Now the creditors have gone beyond their initial objection and outright sued Redstone, Thomas, and the Midway board of directors. At the heart of the dispute is the sale, which creditors say "caused Midway irretrievably to lose the ability to take advantage of its valuable accumulated net operating losses and other tax assets." In other words, the publisher was robbed of its losses.

According to the complaint (filed as part of Midway's bankruptcy proceedings), Redstone's sale of Midway resulted in more than $700 million in tax losses that would offset his taxable income and entitle him to refunds. Those offsets could have been attractive to a potential buyer of Midway, but with the company's value effectively set at $100,000, the suit states that the publisher lost the ability to claim them in a restructuring or sale.

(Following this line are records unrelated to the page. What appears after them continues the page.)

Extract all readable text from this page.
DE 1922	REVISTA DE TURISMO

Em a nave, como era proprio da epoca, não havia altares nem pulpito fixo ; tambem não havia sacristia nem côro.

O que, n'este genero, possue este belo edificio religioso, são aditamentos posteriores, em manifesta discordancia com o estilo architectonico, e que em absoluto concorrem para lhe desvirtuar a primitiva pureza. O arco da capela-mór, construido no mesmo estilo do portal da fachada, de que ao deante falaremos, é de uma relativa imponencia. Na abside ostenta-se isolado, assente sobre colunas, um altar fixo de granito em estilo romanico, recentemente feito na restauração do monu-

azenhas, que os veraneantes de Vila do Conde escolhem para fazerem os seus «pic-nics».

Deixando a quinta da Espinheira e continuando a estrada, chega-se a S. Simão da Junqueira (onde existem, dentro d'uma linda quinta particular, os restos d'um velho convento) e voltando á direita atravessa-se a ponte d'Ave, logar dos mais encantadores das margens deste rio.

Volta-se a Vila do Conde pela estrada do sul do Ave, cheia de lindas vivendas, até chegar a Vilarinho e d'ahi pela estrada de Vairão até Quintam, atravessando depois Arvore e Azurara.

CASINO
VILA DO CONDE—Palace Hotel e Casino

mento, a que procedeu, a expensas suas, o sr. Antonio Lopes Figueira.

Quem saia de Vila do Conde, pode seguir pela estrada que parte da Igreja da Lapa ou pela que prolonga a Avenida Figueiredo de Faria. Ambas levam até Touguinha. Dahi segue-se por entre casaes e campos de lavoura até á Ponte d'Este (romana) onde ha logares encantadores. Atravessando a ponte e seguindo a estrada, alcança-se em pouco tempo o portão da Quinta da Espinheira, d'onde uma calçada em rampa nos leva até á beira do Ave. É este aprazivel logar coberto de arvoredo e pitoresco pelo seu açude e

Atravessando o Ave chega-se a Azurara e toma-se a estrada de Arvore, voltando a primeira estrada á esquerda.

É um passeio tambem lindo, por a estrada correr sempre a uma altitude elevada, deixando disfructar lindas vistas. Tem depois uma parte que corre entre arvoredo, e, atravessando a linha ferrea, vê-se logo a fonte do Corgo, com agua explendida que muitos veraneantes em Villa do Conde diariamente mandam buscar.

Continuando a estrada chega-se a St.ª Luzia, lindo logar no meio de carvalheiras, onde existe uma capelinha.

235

As the controlling shareholder in the company, Redstone owed a fiduciary duty to Midway and its creditors, the complaint alleges, one that he violated by acting solely in his own interest at the expense of the company and the debt holders. Meanwhile, Thomas (who the suit describes as "an individual of relatively limited means and sophistication") is alleged to have purchased the publisher "for the sole and exclusive purpose" of collecting on millions in secured loans that National Amusements had made to Midway prior to the bankruptcy.

A spokeswoman with National Amusements told Bloomberg News, "This suit is completely without merit. The conduct of Mr. Redstone and NAI was entirely proper, and we strongly disagree with any suggestion that Mr. Redstone or NAI breached any fiduciary duties."